Welcome to our recurring column, Meet Our Team, where we spotlight some of the integral members of the Casting Networks team who are dedicated to keeping our platform running smoothly and efficiently for our customers and clients. For our second installment, we speak with Chris Holbert, Chief Operating Officer at Talent Systems. Learn what drove Chris to pursue a career in operations and management, what he loves most about working at Casting Networks, what he is excited to work on this year and more!
1. What is your role at Casting Networks?
I am the Chief Operating Officer at Talent Systems, parent company to Casting Networks, Spotlight, Cast It and Casting Frontier. This role includes responsibility for all of our lines of business.
2. What is your favorite part of your job?
The never-ending challenges to solve. We have numerous technologies, many important customer segments, we are spread throughout a host of markets, we have team members in many countries in nearly every time zone, and we have aggressive performance and growth goals. On top of that, we have a deep list of things we would like to improve! So, what excites me each day is the never-ending source of new challenges that come from every angle.
3. What are you most excited about working on this year?
2022 will be the first year that we can focus on running our businesses excellently. This means that we can organize our teams to maximize excellence and efficiency, we can spend more time growing new skills and capabilities in managers and staff, we can talk to our customers more to build their needs into our roadmaps, we can institute processes that improve our execution while evolving our ability to work well asynchronously, and so much more. I am excited about all of the improvements we will make by just having the time to focus on these activities.
4. What are some interesting areas you get to focus on at Casting Networks that you didn’t in previous roles?

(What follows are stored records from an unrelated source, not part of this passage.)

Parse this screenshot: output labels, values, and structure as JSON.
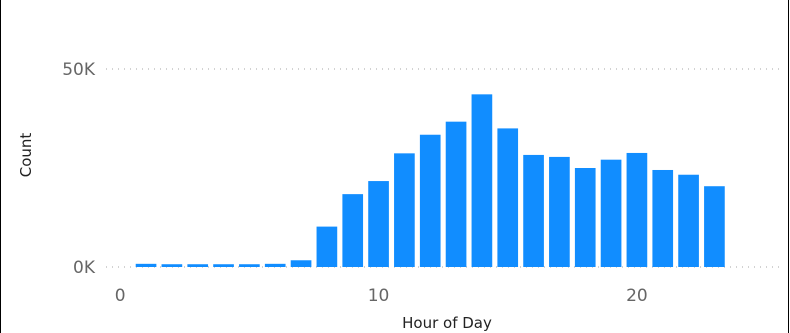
{
  "chart_data": {
    "type": "bar",
    "title": "",
    "xlabel": "Hour of Day",
    "ylabel": "Count",
    "x": [
      1,
      2,
      3,
      4,
      5,
      6,
      7,
      8,
      9,
      10,
      11,
      12,
      13,
      14,
      15,
      16,
      17,
      18,
      19,
      20,
      21,
      22,
      23
    ],
    "values": [
      800,
      700,
      700,
      700,
      700,
      800,
      1700,
      10200,
      18400,
      21700,
      28700,
      33400,
      36700,
      43600,
      35000,
      28300,
      27800,
      25000,
      27100,
      28800,
      24500,
      23300,
      20400
    ],
    "x_ticks": [
      0,
      10,
      20
    ],
    "x_tick_labels": [
      "0",
      "10",
      "20"
    ],
    "y_ticks": [
      0,
      50000
    ],
    "y_tick_labels": [
      "0K",
      "50K"
    ],
    "xlim": [
      -0.55,
      25.5
    ],
    "ylim": [
      0,
      50000
    ],
    "grid": true,
    "bar_color": "#118DFF",
    "gridline_color": "#b7b7b7",
    "tick_color": "#666666"
  }
}
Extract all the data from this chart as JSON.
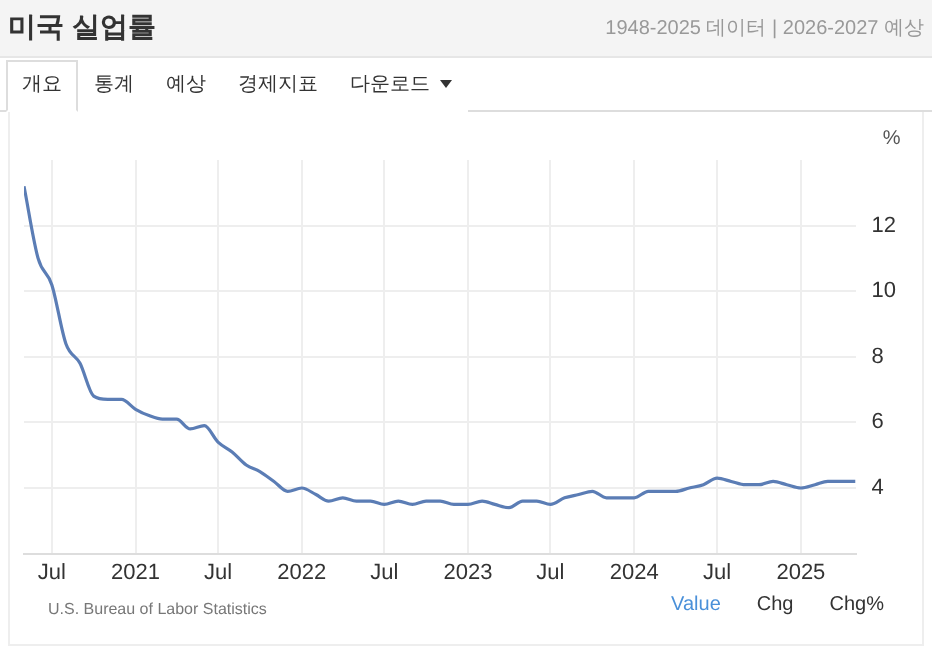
{
  "chart_data": {
    "type": "line",
    "title": "미국 실업률",
    "subtitle": "1948-2025 데이터 | 2026-2027 예상",
    "ylabel": "%",
    "annotations": [
      "개요",
      "통계",
      "예상",
      "경제지표",
      "다운로드",
      "U.S. Bureau of Labor Statistics",
      "Value",
      "Chg",
      "Chg%"
    ],
    "x": [
      "2020-05",
      "2020-06",
      "2020-07",
      "2020-08",
      "2020-09",
      "2020-10",
      "2020-11",
      "2020-12",
      "2021-01",
      "2021-02",
      "2021-03",
      "2021-04",
      "2021-05",
      "2021-06",
      "2021-07",
      "2021-08",
      "2021-09",
      "2021-10",
      "2021-11",
      "2021-12",
      "2022-01",
      "2022-02",
      "2022-03",
      "2022-04",
      "2022-05",
      "2022-06",
      "2022-07",
      "2022-08",
      "2022-09",
      "2022-10",
      "2022-11",
      "2022-12",
      "2023-01",
      "2023-02",
      "2023-03",
      "2023-04",
      "2023-05",
      "2023-06",
      "2023-07",
      "2023-08",
      "2023-09",
      "2023-10",
      "2023-11",
      "2023-12",
      "2024-01",
      "2024-02",
      "2024-03",
      "2024-04",
      "2024-05",
      "2024-06",
      "2024-07",
      "2024-08",
      "2024-09",
      "2024-10",
      "2024-11",
      "2024-12",
      "2025-01",
      "2025-02",
      "2025-03",
      "2025-04",
      "2025-05"
    ],
    "series": [
      {
        "color": "#5b7db5",
        "values": [
          13.2,
          11.0,
          10.2,
          8.4,
          7.8,
          6.8,
          6.7,
          6.7,
          6.4,
          6.2,
          6.1,
          6.1,
          5.8,
          5.9,
          5.4,
          5.1,
          4.7,
          4.5,
          4.2,
          3.9,
          4.0,
          3.8,
          3.6,
          3.7,
          3.6,
          3.6,
          3.5,
          3.6,
          3.5,
          3.6,
          3.6,
          3.5,
          3.5,
          3.6,
          3.5,
          3.4,
          3.6,
          3.6,
          3.5,
          3.7,
          3.8,
          3.9,
          3.7,
          3.7,
          3.7,
          3.9,
          3.9,
          3.9,
          4.0,
          4.1,
          4.3,
          4.2,
          4.1,
          4.1,
          4.2,
          4.1,
          4.0,
          4.1,
          4.2,
          4.2,
          4.2
        ]
      }
    ],
    "xlim": [
      "2020-05",
      "2025-05"
    ],
    "xticks": [
      {
        "value": "2020-07",
        "label": "Jul"
      },
      {
        "value": "2021-01",
        "label": "2021"
      },
      {
        "value": "2021-07",
        "label": "Jul"
      },
      {
        "value": "2022-01",
        "label": "2022"
      },
      {
        "value": "2022-07",
        "label": "Jul"
      },
      {
        "value": "2023-01",
        "label": "2023"
      },
      {
        "value": "2023-07",
        "label": "Jul"
      },
      {
        "value": "2024-01",
        "label": "2024"
      },
      {
        "value": "2024-07",
        "label": "Jul"
      },
      {
        "value": "2025-01",
        "label": "2025"
      }
    ],
    "ylim": [
      2,
      14
    ],
    "yticks": [
      4,
      6,
      8,
      10,
      12
    ],
    "grid": true,
    "legend": false,
    "marker": "none",
    "line_style": "solid"
  }
}
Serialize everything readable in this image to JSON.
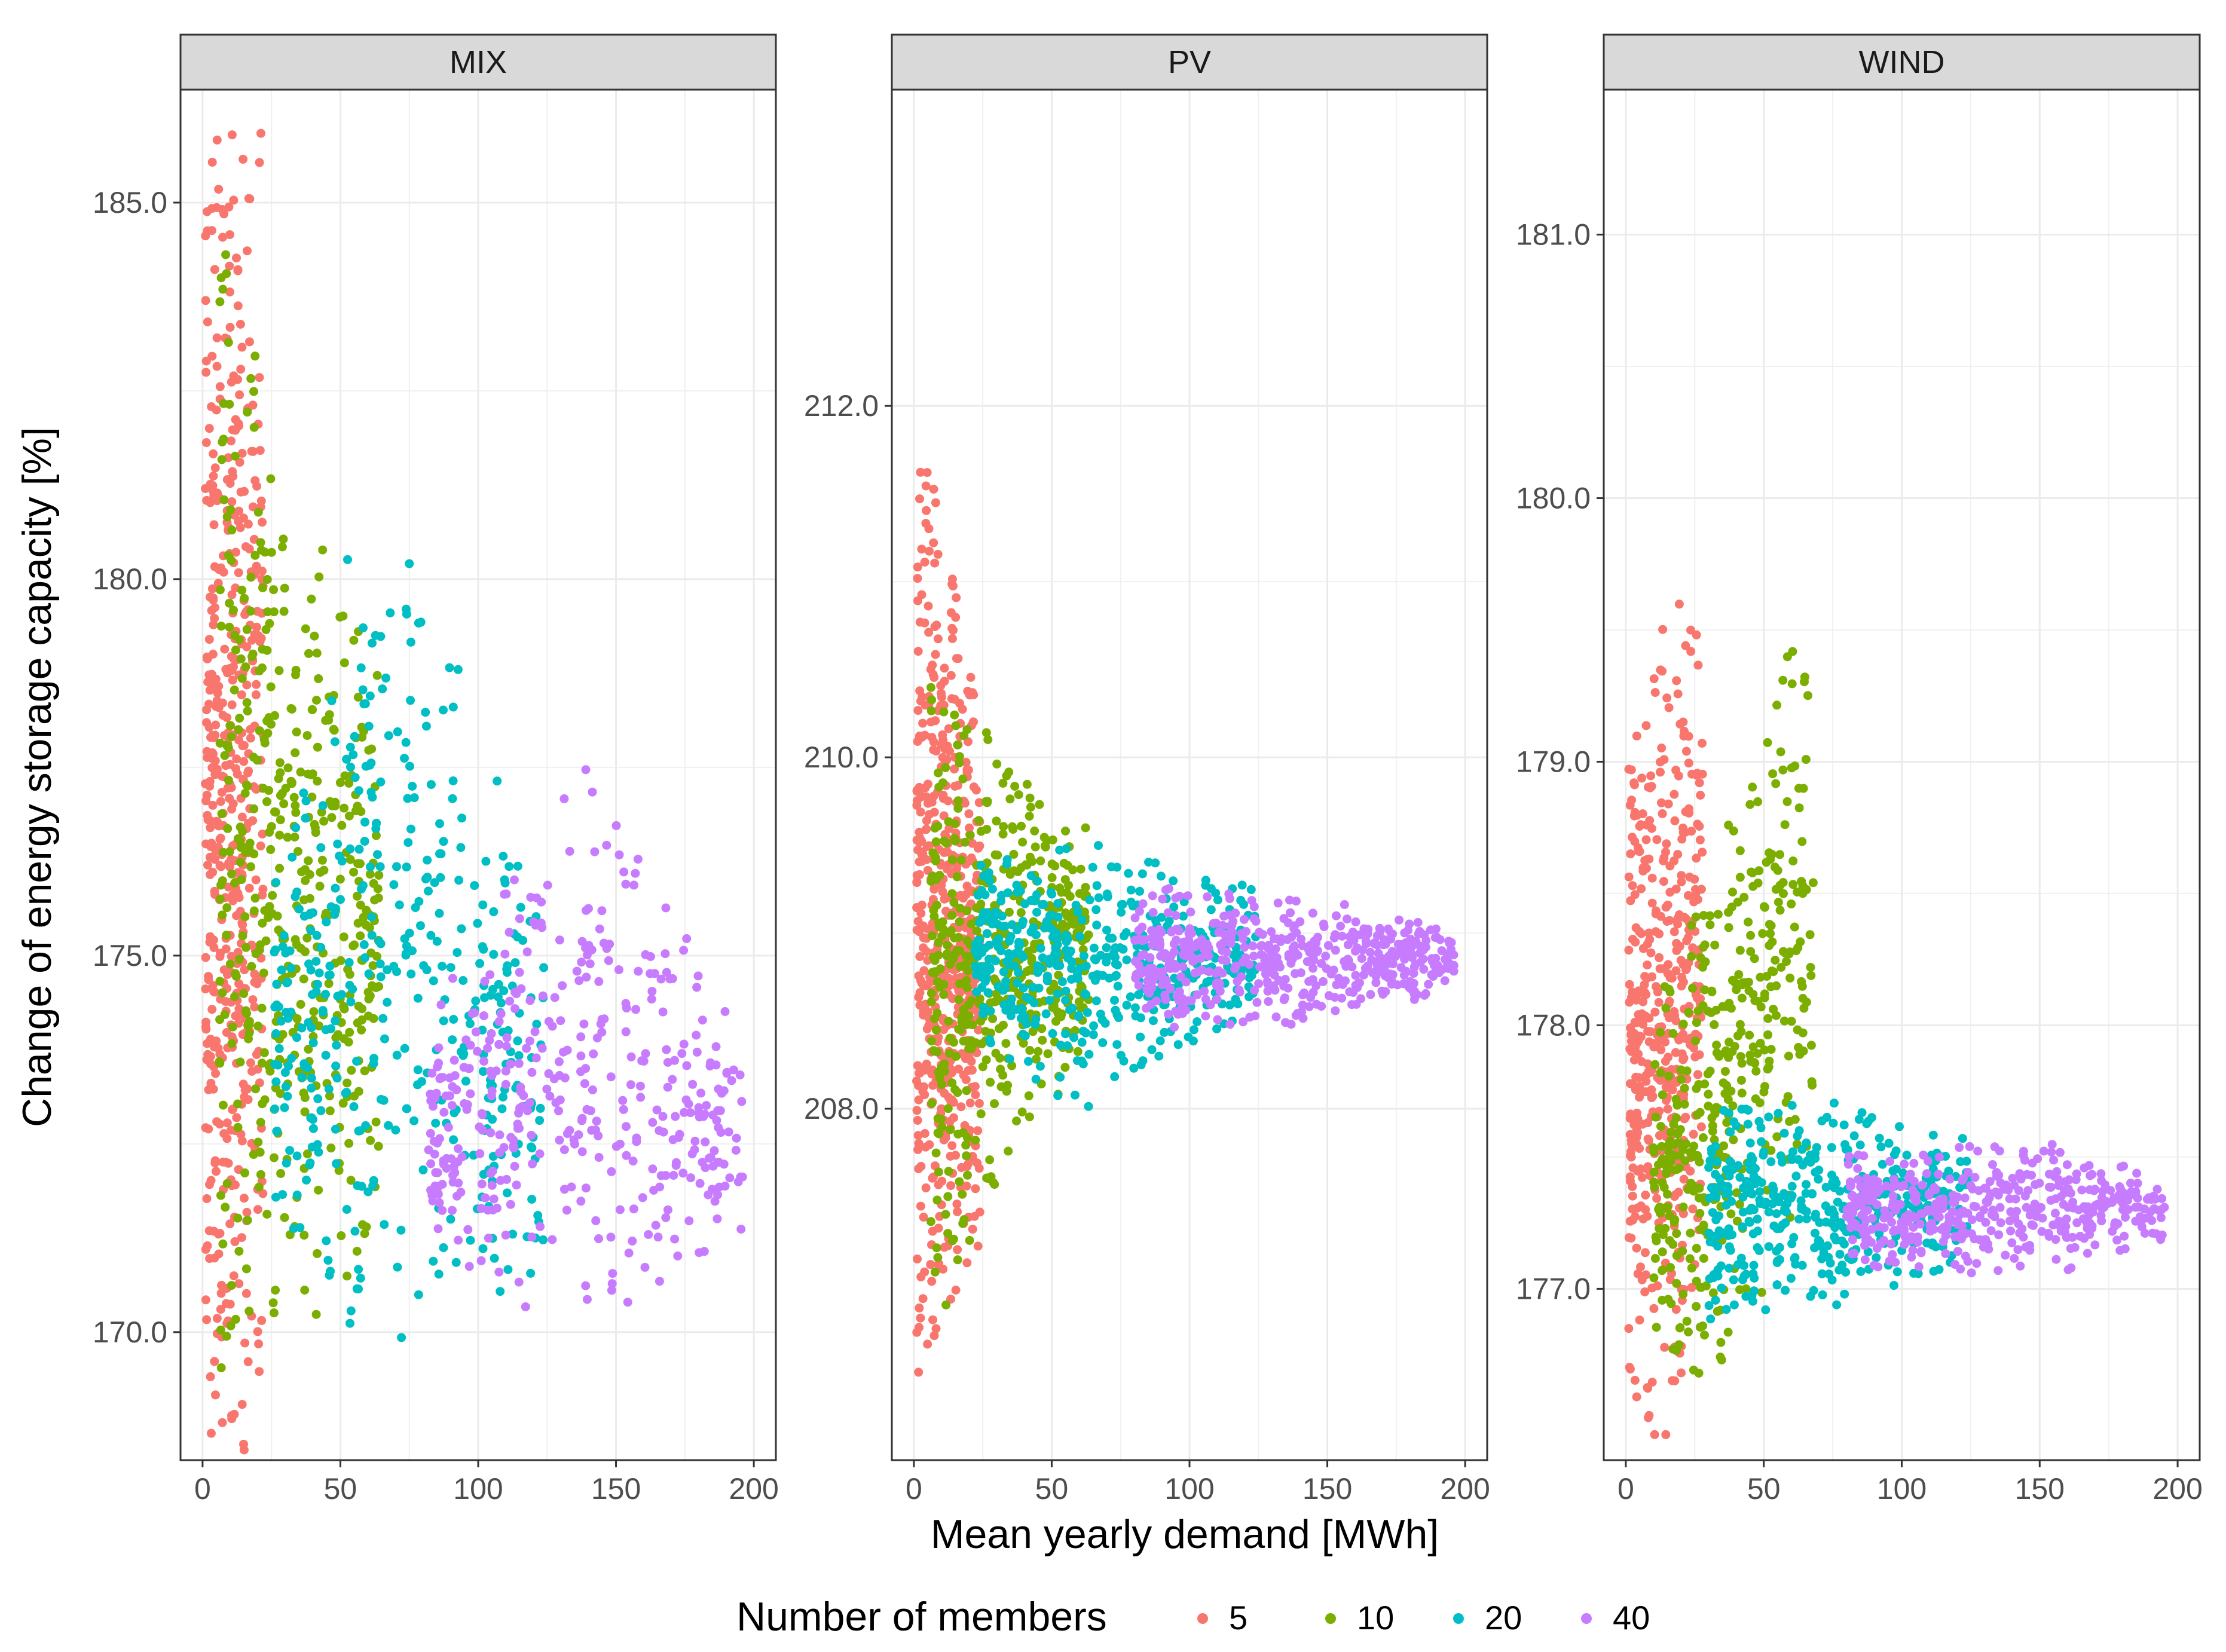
{
  "chart_data": {
    "type": "scatter",
    "title": "",
    "xlabel": "Mean yearly demand [MWh]",
    "ylabel": "Change of energy storage capacity [%]",
    "legend": {
      "title": "Number of members",
      "position": "bottom",
      "entries": [
        {
          "label": "5",
          "color": "#F8766D"
        },
        {
          "label": "10",
          "color": "#7CAE00"
        },
        {
          "label": "20",
          "color": "#00BFC4"
        },
        {
          "label": "40",
          "color": "#C77CFF"
        }
      ]
    },
    "xlim": [
      -8,
      208
    ],
    "xticks": [
      0,
      50,
      100,
      150,
      200
    ],
    "xtick_labels": [
      "0",
      "50",
      "100",
      "150",
      "200"
    ],
    "point_generation": "approximate distribution summaries: each series is rendered as n scattered points around a mean curve (center at x) with +/- half-width; values estimated from the source figure",
    "facets": [
      {
        "name": "MIX",
        "ylim": [
          168.3,
          186.5
        ],
        "yticks": [
          170.0,
          175.0,
          180.0,
          185.0
        ],
        "ytick_labels": [
          "170.0",
          "175.0",
          "180.0",
          "185.0"
        ],
        "series": [
          {
            "name": "5",
            "color": "#F8766D",
            "n": 520,
            "x_range": [
              1,
              22
            ],
            "center": [
              [
                1,
                177.0
              ],
              [
                22,
                177.0
              ]
            ],
            "halfwidth": [
              [
                1,
                7.5
              ],
              [
                22,
                7.5
              ]
            ]
          },
          {
            "name": "10",
            "color": "#7CAE00",
            "n": 480,
            "x_range": [
              6,
              64
            ],
            "center": [
              [
                6,
                177.0
              ],
              [
                40,
                175.5
              ],
              [
                64,
                175.0
              ]
            ],
            "halfwidth": [
              [
                6,
                6.5
              ],
              [
                40,
                4.5
              ],
              [
                64,
                3.2
              ]
            ]
          },
          {
            "name": "20",
            "color": "#00BFC4",
            "n": 420,
            "x_range": [
              26,
              124
            ],
            "center": [
              [
                26,
                173.5
              ],
              [
                60,
                175.5
              ],
              [
                100,
                174.0
              ],
              [
                124,
                173.0
              ]
            ],
            "halfwidth": [
              [
                26,
                2.0
              ],
              [
                60,
                5.0
              ],
              [
                100,
                3.5
              ],
              [
                124,
                1.8
              ]
            ]
          },
          {
            "name": "40",
            "color": "#C77CFF",
            "n": 420,
            "x_range": [
              82,
              196
            ],
            "center": [
              [
                82,
                172.5
              ],
              [
                140,
                173.8
              ],
              [
                196,
                172.5
              ]
            ],
            "halfwidth": [
              [
                82,
                1.5
              ],
              [
                140,
                3.2
              ],
              [
                196,
                1.2
              ]
            ]
          }
        ]
      },
      {
        "name": "PV",
        "ylim": [
          206.0,
          213.8
        ],
        "yticks": [
          208.0,
          210.0,
          212.0
        ],
        "ytick_labels": [
          "208.0",
          "210.0",
          "212.0"
        ],
        "series": [
          {
            "name": "5",
            "color": "#F8766D",
            "n": 560,
            "x_range": [
              1,
              24
            ],
            "center": [
              [
                1,
                209.2
              ],
              [
                24,
                208.8
              ]
            ],
            "halfwidth": [
              [
                1,
                2.3
              ],
              [
                24,
                1.3
              ]
            ]
          },
          {
            "name": "10",
            "color": "#7CAE00",
            "n": 480,
            "x_range": [
              6,
              64
            ],
            "center": [
              [
                6,
                208.6
              ],
              [
                35,
                208.8
              ],
              [
                64,
                209.0
              ]
            ],
            "halfwidth": [
              [
                6,
                1.6
              ],
              [
                35,
                1.0
              ],
              [
                64,
                0.5
              ]
            ]
          },
          {
            "name": "20",
            "color": "#00BFC4",
            "n": 460,
            "x_range": [
              22,
              124
            ],
            "center": [
              [
                22,
                208.9
              ],
              [
                60,
                208.75
              ],
              [
                124,
                208.9
              ]
            ],
            "halfwidth": [
              [
                22,
                0.4
              ],
              [
                60,
                0.65
              ],
              [
                124,
                0.3
              ]
            ]
          },
          {
            "name": "40",
            "color": "#C77CFF",
            "n": 500,
            "x_range": [
              80,
              196
            ],
            "center": [
              [
                80,
                208.85
              ],
              [
                150,
                208.85
              ],
              [
                196,
                208.85
              ]
            ],
            "halfwidth": [
              [
                80,
                0.35
              ],
              [
                150,
                0.3
              ],
              [
                196,
                0.15
              ]
            ]
          }
        ]
      },
      {
        "name": "WIND",
        "ylim": [
          176.35,
          181.55
        ],
        "yticks": [
          177.0,
          178.0,
          179.0,
          180.0,
          181.0
        ],
        "ytick_labels": [
          "177.0",
          "178.0",
          "179.0",
          "180.0",
          "181.0"
        ],
        "series": [
          {
            "name": "5",
            "color": "#F8766D",
            "n": 480,
            "x_range": [
              1,
              28
            ],
            "center": [
              [
                1,
                177.8
              ],
              [
                14,
                178.0
              ],
              [
                28,
                178.3
              ]
            ],
            "halfwidth": [
              [
                1,
                1.0
              ],
              [
                14,
                1.4
              ],
              [
                28,
                1.0
              ]
            ]
          },
          {
            "name": "10",
            "color": "#7CAE00",
            "n": 420,
            "x_range": [
              10,
              68
            ],
            "center": [
              [
                10,
                177.4
              ],
              [
                30,
                177.6
              ],
              [
                68,
                178.5
              ]
            ],
            "halfwidth": [
              [
                10,
                0.55
              ],
              [
                30,
                0.8
              ],
              [
                68,
                1.0
              ]
            ]
          },
          {
            "name": "20",
            "color": "#00BFC4",
            "n": 440,
            "x_range": [
              30,
              124
            ],
            "center": [
              [
                30,
                177.3
              ],
              [
                70,
                177.3
              ],
              [
                124,
                177.35
              ]
            ],
            "halfwidth": [
              [
                30,
                0.35
              ],
              [
                70,
                0.35
              ],
              [
                124,
                0.2
              ]
            ]
          },
          {
            "name": "40",
            "color": "#C77CFF",
            "n": 460,
            "x_range": [
              80,
              196
            ],
            "center": [
              [
                80,
                177.3
              ],
              [
                150,
                177.3
              ],
              [
                196,
                177.3
              ]
            ],
            "halfwidth": [
              [
                80,
                0.18
              ],
              [
                150,
                0.22
              ],
              [
                196,
                0.1
              ]
            ]
          }
        ]
      }
    ]
  }
}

I have served in similar roles for privately held and publicly traded companies since 1998 though this is the first time I have worked in the entertainment industry. For me, that is a new challenge and I find it really interesting and fun to learn about a new industry, the markets that underpin the industry, the customers and their needs, and all that comes with a different industry.
5. What’s something interesting or unexpected about your role that people would be surprised to know?
I am not sure this is interesting, but it is generally true that I find my job to be incredibly exciting and invigorating, and perhaps it is because I focus on the challenges and the relentless pursuit of excellence. The ironic part of that is that many, if not most people, find my job, and others like it in operations entirely boring and absent of creativity. I can see why many see it that way because after all my job focuses a lot on process, metrics, and the like. I can see how others see it as boring if you only focus on process mapping or role definition or structure and such, but if you see it for the opportunities to improve and drive excellence in and across teams then, I think, it brings it to life and makes it fun!
6. What drove you to pursue a career in operations and management?
I think I naturally gravitated towards operations and management from a young age. I have always had a bit of an engineer mindset though focused on how groups work. The idea of how people, process, and technology come together in a way to support great results. In high school and university I led some large teams in music, sports, and community service. That wasn’t the goal it just happened over time after being involved and passionate about the teams I joined. So, these experiences from high school through graduate school provided me a foundation and a perspective from which to see how teams learn together, work together and succeed together.
7. Tell us about a mentor or person who inspired you to get to where you are today.
There are two: 1) Michael Mertens (music instructor in high school) and 2) Sally Campbell (first manager I had after graduate school). Michael was only 24 when he took over the music program at my high school. I was a freshman (9th grade in the US – 13 – 14-year-olds). Through music, he taught me how to define success. Then, we would take that and build plans and practice regimens to ensure we succeeded. That could be something as simple as learning a new piece of music in specified period of time or having our orchestra being invited to attend a renowned music festival or competition. He was relentless in his pursuit of perfection and he taught the building blocks of what it takes to achieve success.
Sally was my manager in a tech and management consulting firm where I worked after graduating from the University of Chicago with a Master’s degree in Finance. She saw potential in me that I didn’t see and gave me opportunities to learn and grow that pushed me in ways I would not have pushed myself. She showed me the value of hard work and team building in context of large, complex projects that brought together 200+ engineers, analysts and others for engagements that consumed 6 to 24 months. Creating a sense of team with so many people who didn’t know each other and had different or competing goals was a challenge and she had a system and it was fascinating to see and learn from her.